Auth-svc
Migration Plan
Add gRPC to existing NestJS auth-svc, deploy KrakenD gateway for immediate 10–18ms latency reduction per request, migrate all 13 services, then rewrite in Go.
Playwright E2E
Build a comprehensive test suite validating all auth-svc behavior through its public interfaces. Safety net for every subsequent phase and acceptance gate for the Go rewrite.
1.1Environment Setup
- Playwright test project in auth-svc-e2e/
- Docker Compose: auth-svc, PostgreSQL, RabbitMQ, Valkey in isolation
- Seed scripts with deterministic data: users, roles, permissions, tokens, secret keys
- Pinned environment variables for reproducibility
1.2Authentication Flow Tests
- Login — valid creds, wrong password, nonexistent user, disabled user
- Logout — token invalidation verified on subsequent requests
- Refresh — valid token, expired token, already-used token
1.3Token Validation Tests
- Valid Bearer → 200 + user with roles/permissions
- Expired, revoked, malformed, wrong-secret, tampered tokens → 401
1.4–1.6CRUD & Management Tests
- User CRUD — paginated list, nested roles, bcrypt hash verification
- Role & permission CRUD — hierarchy, flags (view/create/update/delete)
- Secret key CRUD — x-secret validation, rotation
1.7Password Reset & Invitation Tests
- Reset flow — token creation, completion, expiry handling
- Invitation flow — hash generation, acceptance, expiry
1.8RabbitMQ Contract Tests
- auth pattern — valid/expired/revoked/malformed tokens, snapshot response schema
- auth.secret pattern — valid/invalid keys, snapshot response schema
- Contract snapshots become the formal spec for all future changes
1.9Edge Cases & Performance Baseline
- 100 parallel auth pattern messages — all return correct results
- SQL injection, oversized inputs, unicode edge cases
- Record baseline latency, memory, CPU at idle and under 1000 req/s load
1.10CI Integration
- Run on every auth-svc PR
- All tests green before proceeding
gRPC on NestJS
Add gRPC listener to existing NestJS auth-svc alongside REST and RabbitMQ. No consumers change.

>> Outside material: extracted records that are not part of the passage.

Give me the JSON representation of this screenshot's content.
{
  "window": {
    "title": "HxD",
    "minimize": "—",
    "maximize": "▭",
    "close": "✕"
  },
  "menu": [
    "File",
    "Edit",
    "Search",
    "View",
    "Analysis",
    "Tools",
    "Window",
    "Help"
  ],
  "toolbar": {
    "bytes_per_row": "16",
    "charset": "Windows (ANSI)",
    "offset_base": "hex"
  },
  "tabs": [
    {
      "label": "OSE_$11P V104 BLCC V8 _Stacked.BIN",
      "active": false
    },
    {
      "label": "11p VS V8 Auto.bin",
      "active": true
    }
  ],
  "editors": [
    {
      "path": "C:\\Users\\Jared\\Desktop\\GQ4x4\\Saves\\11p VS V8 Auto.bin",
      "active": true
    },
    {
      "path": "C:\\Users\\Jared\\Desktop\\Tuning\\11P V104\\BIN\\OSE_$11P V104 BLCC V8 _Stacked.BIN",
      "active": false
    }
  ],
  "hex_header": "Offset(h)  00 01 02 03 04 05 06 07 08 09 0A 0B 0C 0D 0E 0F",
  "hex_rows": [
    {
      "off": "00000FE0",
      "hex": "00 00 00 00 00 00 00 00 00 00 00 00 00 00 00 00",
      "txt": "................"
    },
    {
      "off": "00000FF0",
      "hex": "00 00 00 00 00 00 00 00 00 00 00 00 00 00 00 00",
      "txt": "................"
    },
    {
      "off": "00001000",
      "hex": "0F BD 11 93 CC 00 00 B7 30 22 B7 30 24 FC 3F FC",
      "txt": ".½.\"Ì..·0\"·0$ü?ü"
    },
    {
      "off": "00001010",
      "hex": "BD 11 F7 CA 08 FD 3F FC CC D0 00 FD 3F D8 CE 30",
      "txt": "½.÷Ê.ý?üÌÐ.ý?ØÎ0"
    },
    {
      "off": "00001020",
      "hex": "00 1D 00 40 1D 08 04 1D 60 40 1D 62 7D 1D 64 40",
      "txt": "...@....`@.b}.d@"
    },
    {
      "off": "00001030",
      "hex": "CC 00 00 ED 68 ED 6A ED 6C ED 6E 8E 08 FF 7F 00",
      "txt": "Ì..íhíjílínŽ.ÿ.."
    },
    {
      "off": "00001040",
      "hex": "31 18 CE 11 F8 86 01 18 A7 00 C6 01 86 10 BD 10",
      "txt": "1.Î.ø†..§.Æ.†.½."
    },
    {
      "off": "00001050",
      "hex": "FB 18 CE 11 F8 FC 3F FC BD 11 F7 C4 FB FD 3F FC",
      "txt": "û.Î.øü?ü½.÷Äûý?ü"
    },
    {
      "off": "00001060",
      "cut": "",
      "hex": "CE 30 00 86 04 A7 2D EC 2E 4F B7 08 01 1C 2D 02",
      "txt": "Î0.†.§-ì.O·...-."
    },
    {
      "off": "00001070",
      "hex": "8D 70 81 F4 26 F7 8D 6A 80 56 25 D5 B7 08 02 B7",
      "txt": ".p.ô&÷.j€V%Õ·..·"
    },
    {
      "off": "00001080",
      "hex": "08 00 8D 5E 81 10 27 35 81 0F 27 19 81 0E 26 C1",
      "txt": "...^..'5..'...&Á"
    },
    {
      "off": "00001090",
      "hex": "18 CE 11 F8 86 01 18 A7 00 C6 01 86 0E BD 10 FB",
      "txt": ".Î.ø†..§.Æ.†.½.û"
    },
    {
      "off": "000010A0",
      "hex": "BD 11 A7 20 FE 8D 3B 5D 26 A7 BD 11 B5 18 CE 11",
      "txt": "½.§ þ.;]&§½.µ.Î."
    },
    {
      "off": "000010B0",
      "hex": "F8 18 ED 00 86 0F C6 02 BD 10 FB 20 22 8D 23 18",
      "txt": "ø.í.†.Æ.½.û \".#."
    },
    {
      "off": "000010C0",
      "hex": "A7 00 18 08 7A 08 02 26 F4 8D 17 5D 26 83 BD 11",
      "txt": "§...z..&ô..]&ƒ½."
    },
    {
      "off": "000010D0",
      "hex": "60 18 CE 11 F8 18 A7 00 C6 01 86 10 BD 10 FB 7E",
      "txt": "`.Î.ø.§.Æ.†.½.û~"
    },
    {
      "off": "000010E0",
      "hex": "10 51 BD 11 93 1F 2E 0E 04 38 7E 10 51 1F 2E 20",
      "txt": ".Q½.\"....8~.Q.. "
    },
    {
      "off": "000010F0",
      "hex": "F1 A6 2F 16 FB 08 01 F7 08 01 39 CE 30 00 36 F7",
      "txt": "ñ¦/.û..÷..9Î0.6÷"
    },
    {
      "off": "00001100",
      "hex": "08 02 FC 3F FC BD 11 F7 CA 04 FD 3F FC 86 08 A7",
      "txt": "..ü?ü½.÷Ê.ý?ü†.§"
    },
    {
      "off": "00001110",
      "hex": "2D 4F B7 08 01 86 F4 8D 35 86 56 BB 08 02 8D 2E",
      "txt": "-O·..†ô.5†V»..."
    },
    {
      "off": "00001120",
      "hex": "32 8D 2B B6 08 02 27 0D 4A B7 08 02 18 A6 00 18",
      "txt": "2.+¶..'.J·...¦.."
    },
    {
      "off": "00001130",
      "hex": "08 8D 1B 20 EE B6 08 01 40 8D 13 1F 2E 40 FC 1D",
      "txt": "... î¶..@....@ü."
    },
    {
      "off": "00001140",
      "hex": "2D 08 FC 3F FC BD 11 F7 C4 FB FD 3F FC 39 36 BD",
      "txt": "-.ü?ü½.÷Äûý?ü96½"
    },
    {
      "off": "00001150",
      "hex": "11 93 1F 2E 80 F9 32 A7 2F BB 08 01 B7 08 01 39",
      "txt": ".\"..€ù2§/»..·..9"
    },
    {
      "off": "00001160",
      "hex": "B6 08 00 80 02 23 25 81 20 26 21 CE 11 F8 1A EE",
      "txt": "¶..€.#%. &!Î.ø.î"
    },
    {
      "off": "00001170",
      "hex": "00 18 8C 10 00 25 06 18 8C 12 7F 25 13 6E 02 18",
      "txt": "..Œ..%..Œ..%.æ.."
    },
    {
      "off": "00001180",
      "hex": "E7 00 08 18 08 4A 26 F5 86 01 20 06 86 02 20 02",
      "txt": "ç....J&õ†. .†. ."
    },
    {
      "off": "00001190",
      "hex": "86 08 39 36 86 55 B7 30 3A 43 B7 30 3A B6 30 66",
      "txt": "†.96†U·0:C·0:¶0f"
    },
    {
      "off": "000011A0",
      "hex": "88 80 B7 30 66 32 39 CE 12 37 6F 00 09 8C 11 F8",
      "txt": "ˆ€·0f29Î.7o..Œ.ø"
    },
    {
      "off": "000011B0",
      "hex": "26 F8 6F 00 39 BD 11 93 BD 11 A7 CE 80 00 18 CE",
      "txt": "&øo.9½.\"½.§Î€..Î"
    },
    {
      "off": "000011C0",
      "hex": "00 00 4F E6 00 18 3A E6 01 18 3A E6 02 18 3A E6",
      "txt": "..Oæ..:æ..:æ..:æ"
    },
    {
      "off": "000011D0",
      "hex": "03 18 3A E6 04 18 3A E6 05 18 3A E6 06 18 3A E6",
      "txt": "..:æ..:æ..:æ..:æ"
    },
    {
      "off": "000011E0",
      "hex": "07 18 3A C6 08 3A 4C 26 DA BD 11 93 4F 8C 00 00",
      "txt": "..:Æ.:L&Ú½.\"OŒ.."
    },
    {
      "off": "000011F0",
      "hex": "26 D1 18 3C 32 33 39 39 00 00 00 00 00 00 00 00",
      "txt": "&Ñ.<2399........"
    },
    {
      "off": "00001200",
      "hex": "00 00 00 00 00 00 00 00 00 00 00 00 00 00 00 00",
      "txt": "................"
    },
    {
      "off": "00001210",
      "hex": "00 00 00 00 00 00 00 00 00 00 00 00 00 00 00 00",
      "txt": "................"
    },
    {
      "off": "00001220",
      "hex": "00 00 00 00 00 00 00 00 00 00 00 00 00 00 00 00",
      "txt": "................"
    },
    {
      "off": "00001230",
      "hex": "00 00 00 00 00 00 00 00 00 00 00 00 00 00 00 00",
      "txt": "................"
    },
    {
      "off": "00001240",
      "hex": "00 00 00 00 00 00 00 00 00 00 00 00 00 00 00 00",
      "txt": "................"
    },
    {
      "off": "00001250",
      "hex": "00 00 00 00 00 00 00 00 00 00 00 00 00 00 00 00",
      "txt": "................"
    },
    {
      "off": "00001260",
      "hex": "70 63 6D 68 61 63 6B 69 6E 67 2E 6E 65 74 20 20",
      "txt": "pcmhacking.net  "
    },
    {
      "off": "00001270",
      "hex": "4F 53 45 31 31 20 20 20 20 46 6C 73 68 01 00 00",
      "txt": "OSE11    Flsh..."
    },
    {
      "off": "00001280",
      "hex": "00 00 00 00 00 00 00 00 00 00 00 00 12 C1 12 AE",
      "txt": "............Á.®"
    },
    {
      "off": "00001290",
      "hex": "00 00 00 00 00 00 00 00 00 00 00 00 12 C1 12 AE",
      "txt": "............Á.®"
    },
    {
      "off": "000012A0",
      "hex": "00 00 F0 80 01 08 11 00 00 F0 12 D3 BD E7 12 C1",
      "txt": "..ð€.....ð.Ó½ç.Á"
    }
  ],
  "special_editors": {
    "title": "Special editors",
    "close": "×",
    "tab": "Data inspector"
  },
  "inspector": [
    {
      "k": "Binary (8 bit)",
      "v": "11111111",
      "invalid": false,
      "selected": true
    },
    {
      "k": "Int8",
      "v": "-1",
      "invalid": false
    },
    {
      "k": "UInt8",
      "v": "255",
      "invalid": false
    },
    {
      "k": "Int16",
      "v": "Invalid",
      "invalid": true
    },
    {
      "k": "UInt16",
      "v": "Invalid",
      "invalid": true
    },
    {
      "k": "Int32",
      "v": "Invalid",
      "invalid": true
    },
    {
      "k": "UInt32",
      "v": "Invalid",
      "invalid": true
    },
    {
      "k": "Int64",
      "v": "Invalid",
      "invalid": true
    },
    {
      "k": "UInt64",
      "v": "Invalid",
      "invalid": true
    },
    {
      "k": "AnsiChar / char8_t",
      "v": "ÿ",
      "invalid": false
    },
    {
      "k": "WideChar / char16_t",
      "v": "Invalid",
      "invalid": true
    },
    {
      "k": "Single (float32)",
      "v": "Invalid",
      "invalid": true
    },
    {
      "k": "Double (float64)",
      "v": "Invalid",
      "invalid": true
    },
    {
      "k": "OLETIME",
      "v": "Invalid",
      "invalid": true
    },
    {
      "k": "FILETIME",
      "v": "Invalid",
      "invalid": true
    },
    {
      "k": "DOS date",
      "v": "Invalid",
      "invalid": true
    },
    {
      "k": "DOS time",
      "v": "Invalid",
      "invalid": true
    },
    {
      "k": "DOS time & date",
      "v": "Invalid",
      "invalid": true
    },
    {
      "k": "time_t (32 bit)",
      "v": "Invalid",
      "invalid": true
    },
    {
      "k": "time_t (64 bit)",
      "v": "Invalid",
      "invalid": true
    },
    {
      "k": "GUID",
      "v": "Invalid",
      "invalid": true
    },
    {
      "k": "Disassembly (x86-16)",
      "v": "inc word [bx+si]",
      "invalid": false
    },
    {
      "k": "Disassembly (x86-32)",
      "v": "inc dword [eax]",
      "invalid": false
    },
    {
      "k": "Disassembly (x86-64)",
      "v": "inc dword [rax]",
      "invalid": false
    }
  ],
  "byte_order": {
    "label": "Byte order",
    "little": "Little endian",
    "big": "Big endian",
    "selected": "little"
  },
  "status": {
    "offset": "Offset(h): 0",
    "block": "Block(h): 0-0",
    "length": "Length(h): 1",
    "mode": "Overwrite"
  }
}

No rewrite.
2.1Proto Definition
- ValidateToken (unary) — JWT → user object with roles/permissions
- ValidateSecret (unary) — secret key → validation result
- GetUserPermissions (unary) — user ID → full permission set
- Response messages match RabbitMQ contract snapshots exactly
- Store proto in shared location (repo, package, or buf registry)
2.2NestJS gRPC Server
- @nestjs/microservices gRPC transport — second transport alongside RMQ
- Separate port (e.g., 50051), same service layer as REST/RMQ controllers
- Prometheus metrics for gRPC (count, latency, errors)
- gRPC health check endpoint
2.3Testing
- gRPC integration tests verifying parity with RMQ contract snapshots
- Load test gRPC endpoint for baselines
- Full Playwright E2E re-run — no regression on REST + RMQ
2.4Proto Distribution
- Generate TypeScript types and gRPC client stubs from proto
- Publish as @nsix/auth-proto or bundle with auth-guard package
2.5Deploy
- Staging: gRPC port exposed, verify reachability
- Production: gRPC listener idle — no consumers yet
Package + KrakenD
Build the shared package with two strategies (RabbitMQ + gateway headers) and configure KrakenD simultaneously. Each migrated service immediately gets the full latency win.
3.1Package Scaffolding
- @nsix/auth-guard npm package in shared repo
- TypeScript build, lint, publish pipeline
- Public API: modules, guards, decorators, interfaces
3.2Two-Strategy Design
- RabbitMqStrategy — current behavior, backward compatible default
- GatewayHeaderStrategy — trusts x-user-id, x-user-roles, x-user-permissions from KrakenD
- Skip gRPC strategy — leapfrogging straight to gateway
- If gateway headers missing → reject (fail closed)
3.3NestJS Module & Guards
- NsixAuthModule.forRoot(options) / forRootAsync(options)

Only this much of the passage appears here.